Sono tante e magnifiche le spiagge fra cui Playa Cocoteros, Playa Paraíso e Playa Lancheros. A nord si trova Isla Contoy (Isla de los Pájaros), distante circa 45 minuti.

Riserva naturale convertita in parco nazionale, Contoy è un paradiso per ornitologi e subacquei. Dune di sabbia, mangrovie e palmeti sono l’habitat di 70 specie di uccelli, fra cui gabbiani, pellicani, petrele (simili all’albatros), cormorani, gru, fenicotteri, garze, fregate, rondini di mare, tortore, quaglie e sparvieri.

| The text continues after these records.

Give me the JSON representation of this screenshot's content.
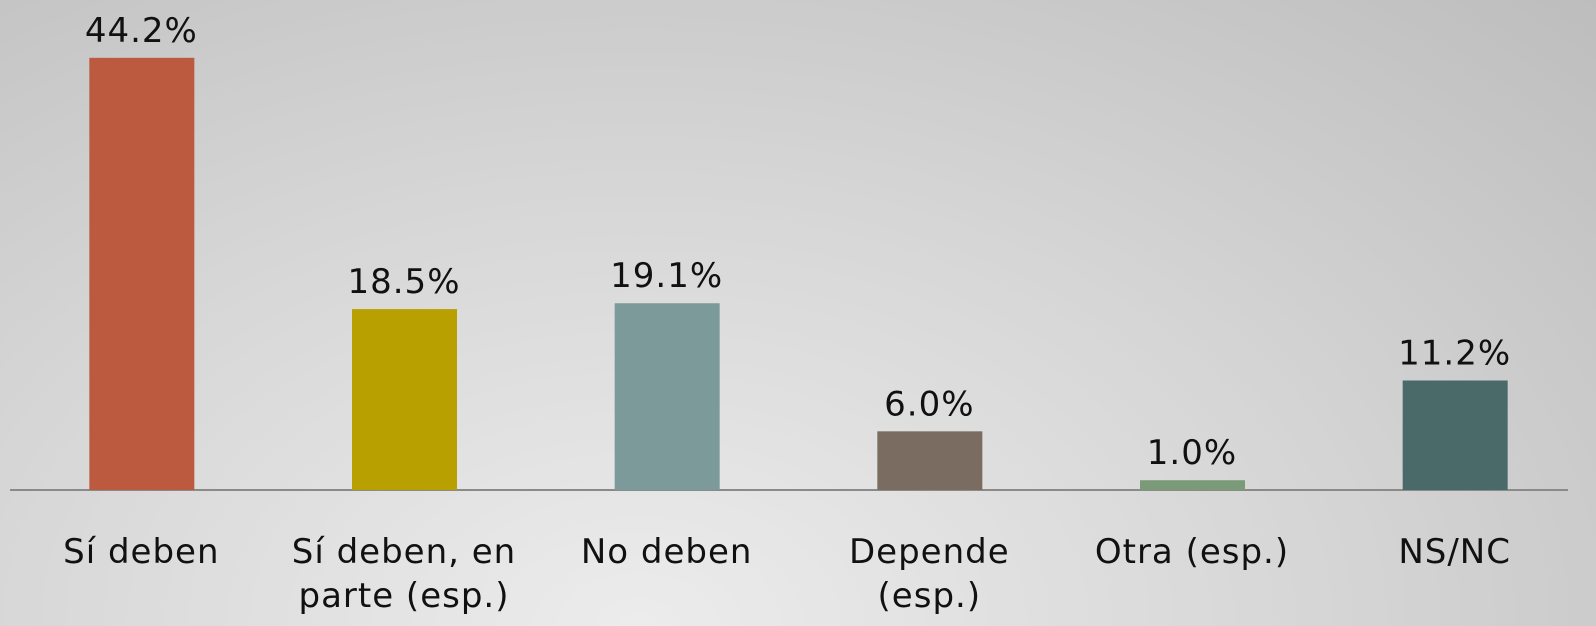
{
  "chart_data": {
    "type": "bar",
    "categories": [
      "Sí deben",
      "Sí deben, en parte (esp.)",
      "No deben",
      "Depende (esp.)",
      "Otra (esp.)",
      "NS/NC"
    ],
    "values": [
      44.2,
      18.5,
      19.1,
      6.0,
      1.0,
      11.2
    ],
    "value_labels": [
      "44.2%",
      "18.5%",
      "19.1%",
      "6.0%",
      "1.0%",
      "11.2%"
    ],
    "colors": [
      "#bc5a40",
      "#b8a000",
      "#7c9a9a",
      "#7a6c60",
      "#7a9a78",
      "#4a6a6a"
    ],
    "ylim": [
      0,
      45
    ]
  }
}
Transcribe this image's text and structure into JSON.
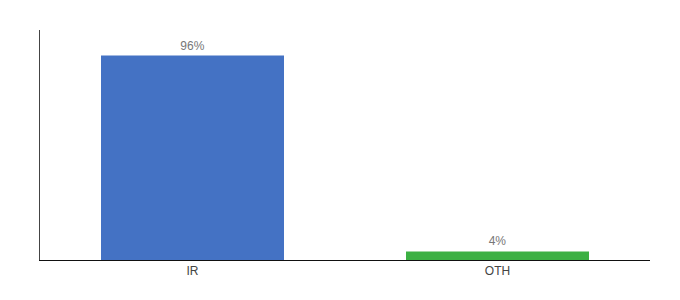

Nelle acque abbondano sgombri, barracuda, pesci volanti, pesci trombetta e aragostine. A terra gli “abitanti” sono iguane, lucertole, tartarughe e granchi.

Contoy ha paesaggi diversi: sulla costa est dune alte 20 metri, spiagge, palmeti e cespugli, mentre sulla costa ovest rocce nere e barriera corallina. Da non perdere.

 

COZUMEL

Cozumel è un’isola grande, 490 kmq; pianeggiante, alterna boscaglia, lagune, spiagge da sogno. La costa occidentale è un susseguirsi di sabbia chiara e barriera corallina, mentre l’orientale è rocciosa, con piccole calette raggiungibili dal mare.

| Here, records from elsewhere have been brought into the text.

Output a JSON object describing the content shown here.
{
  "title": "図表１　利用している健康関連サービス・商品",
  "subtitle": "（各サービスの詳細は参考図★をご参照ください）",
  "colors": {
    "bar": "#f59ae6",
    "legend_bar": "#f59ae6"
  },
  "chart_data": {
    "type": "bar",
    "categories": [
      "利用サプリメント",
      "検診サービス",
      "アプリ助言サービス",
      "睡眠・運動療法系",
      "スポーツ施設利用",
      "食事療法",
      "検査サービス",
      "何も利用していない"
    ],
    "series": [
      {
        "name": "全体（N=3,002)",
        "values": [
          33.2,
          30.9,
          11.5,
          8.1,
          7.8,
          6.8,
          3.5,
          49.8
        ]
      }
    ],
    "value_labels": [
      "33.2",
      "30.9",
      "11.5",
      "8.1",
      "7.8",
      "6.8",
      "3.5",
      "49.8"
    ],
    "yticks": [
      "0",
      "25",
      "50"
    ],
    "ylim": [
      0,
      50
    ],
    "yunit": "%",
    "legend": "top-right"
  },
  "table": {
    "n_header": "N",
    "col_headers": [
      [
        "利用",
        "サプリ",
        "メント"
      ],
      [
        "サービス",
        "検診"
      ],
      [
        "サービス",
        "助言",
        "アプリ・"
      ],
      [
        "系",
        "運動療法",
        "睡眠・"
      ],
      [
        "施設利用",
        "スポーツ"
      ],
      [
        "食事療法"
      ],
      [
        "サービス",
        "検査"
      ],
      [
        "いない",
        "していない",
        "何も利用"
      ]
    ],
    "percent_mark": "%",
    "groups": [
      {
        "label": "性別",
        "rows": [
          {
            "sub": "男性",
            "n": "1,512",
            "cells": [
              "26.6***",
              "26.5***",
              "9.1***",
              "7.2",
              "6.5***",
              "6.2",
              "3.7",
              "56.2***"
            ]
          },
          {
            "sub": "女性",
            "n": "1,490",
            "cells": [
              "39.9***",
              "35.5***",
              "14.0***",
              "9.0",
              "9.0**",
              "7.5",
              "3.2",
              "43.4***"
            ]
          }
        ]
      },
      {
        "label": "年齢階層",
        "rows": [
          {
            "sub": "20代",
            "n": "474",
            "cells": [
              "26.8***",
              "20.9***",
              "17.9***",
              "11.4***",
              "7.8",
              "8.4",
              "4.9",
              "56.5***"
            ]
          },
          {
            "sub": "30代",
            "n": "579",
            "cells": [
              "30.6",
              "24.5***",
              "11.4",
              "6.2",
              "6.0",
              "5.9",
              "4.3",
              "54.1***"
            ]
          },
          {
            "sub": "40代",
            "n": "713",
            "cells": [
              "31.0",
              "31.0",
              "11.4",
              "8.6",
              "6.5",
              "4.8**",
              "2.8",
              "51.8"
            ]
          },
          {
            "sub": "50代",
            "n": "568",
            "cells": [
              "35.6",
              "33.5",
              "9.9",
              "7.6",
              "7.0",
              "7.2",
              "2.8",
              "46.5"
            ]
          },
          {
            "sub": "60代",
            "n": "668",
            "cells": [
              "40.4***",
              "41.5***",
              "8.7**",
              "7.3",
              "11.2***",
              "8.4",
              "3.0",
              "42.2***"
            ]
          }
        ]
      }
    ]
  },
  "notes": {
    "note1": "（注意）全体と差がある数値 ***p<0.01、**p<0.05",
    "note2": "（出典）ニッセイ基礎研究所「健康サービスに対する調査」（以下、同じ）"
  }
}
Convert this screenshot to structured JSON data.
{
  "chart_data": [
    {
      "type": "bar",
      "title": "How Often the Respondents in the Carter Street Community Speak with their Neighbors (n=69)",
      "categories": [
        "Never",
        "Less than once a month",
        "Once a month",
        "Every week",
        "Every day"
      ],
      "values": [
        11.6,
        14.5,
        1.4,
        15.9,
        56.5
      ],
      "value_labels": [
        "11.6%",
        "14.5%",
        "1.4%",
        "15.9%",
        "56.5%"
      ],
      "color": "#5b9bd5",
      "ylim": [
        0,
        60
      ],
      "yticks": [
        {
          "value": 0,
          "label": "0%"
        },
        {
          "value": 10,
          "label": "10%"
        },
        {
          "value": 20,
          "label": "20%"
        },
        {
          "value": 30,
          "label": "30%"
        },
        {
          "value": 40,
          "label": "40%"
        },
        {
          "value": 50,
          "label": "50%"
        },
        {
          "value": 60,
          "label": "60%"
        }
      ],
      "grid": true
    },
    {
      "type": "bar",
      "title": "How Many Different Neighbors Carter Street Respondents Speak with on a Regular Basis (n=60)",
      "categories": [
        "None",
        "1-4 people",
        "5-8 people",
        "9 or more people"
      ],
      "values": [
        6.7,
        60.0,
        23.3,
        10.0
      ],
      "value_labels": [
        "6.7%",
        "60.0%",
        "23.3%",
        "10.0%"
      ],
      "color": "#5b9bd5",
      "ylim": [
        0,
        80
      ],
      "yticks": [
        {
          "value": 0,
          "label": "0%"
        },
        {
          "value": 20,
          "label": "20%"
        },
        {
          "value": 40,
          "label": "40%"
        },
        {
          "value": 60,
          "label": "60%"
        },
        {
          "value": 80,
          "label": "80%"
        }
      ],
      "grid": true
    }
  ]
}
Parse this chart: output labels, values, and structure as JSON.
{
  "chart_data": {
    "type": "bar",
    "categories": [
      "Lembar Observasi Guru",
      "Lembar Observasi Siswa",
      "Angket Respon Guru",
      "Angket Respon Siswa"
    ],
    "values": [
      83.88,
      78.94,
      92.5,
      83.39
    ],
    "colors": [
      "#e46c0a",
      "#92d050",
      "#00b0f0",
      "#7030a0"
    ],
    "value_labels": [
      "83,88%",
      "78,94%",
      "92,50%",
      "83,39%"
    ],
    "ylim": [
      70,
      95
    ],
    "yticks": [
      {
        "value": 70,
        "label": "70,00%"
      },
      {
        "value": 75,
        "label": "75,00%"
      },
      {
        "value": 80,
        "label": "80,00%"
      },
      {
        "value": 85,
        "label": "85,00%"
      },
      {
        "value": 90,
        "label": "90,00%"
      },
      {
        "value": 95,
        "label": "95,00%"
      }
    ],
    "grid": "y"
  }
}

Furono i Maya a rendere l’isola un centro di commercio; per loro era anche luogo di culto, c’erano pellegrinaggi per venerare Ixchel, dea della fertilità.

Nel Cinquecento arrivarono gli spagnoli, di cui il più famoso fu Hernán Cortés. Sebbene gli spagnoli non riuscirono a colonizzare l’isola, molti degli abitanti morirono per aver contratto malattie sconosciute al loro sistema immunitario. Nel Settecento fu la volta di corsari e pirati, fra cui Jean Lafitte ed Henry Morgan, che trovarono molto utili  per nascondere i bottini tunnel e catacombe scavate dagli indigeni. Attaccarono molte navi cargo; alcuni relitti sono ancora sommersi.

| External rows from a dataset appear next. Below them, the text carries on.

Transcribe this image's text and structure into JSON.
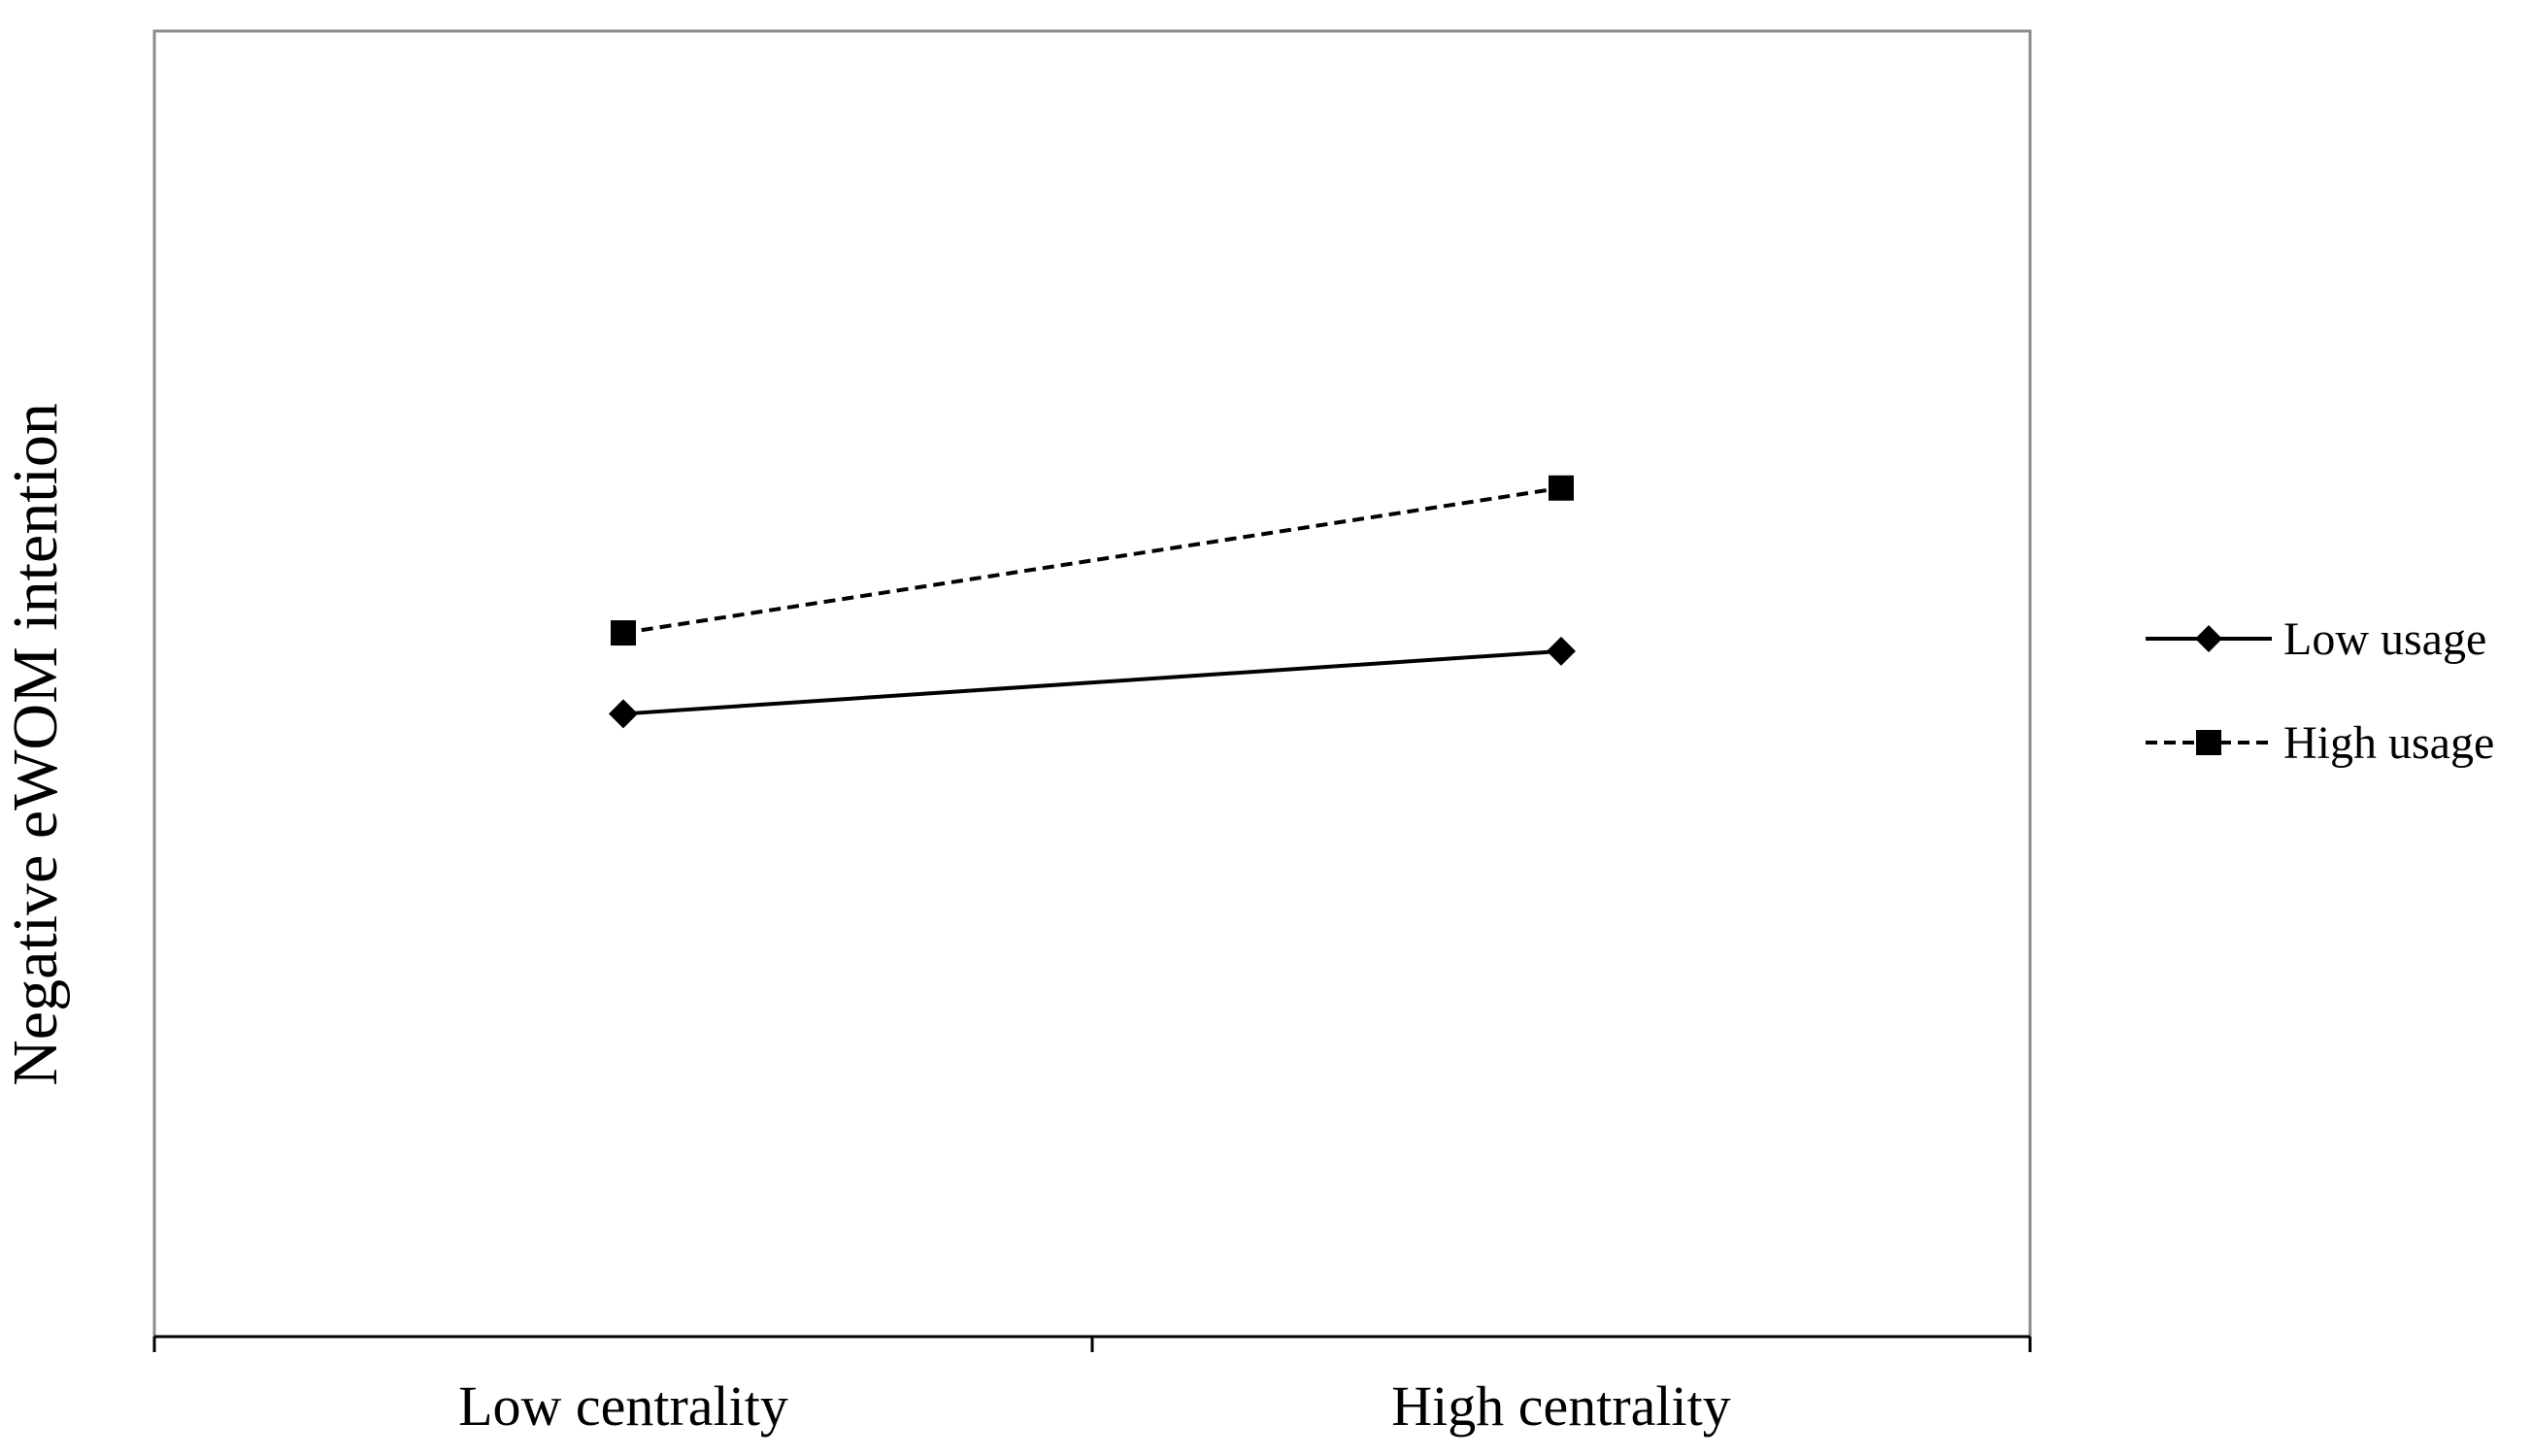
{
  "chart_data": {
    "type": "line",
    "categories": [
      "Low centrality",
      "High centrality"
    ],
    "xlabel": "",
    "ylabel": "Negative eWOM intention",
    "ylim": [
      0,
      100
    ],
    "grid": false,
    "legend_position": "right",
    "series": [
      {
        "name": "Low usage",
        "values": [
          47.7,
          52.5
        ],
        "marker": "diamond",
        "line_style": "solid",
        "color": "#000000"
      },
      {
        "name": "High usage",
        "values": [
          53.9,
          65.0
        ],
        "marker": "square",
        "line_style": "dashed",
        "color": "#000000"
      }
    ]
  }
}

All’inizio degli Anni Sessanta Jacques Cousteau ne scoprì i fondali e li fece conoscere a livello internazionale. A quell’epoca Cozumel era ancora primordiale, la popolazione cacciava caimani, coltivava chicozapote (una pianta da cui si estraeva gomma) e si nutriva del pesce che pescava.

Oggi a Cozumel puoi incontrare uccelli dal piumaggio variopinto, armadilli, coatí e volpi. In alcune stagioni le tartarughe vengono a depositare le uova.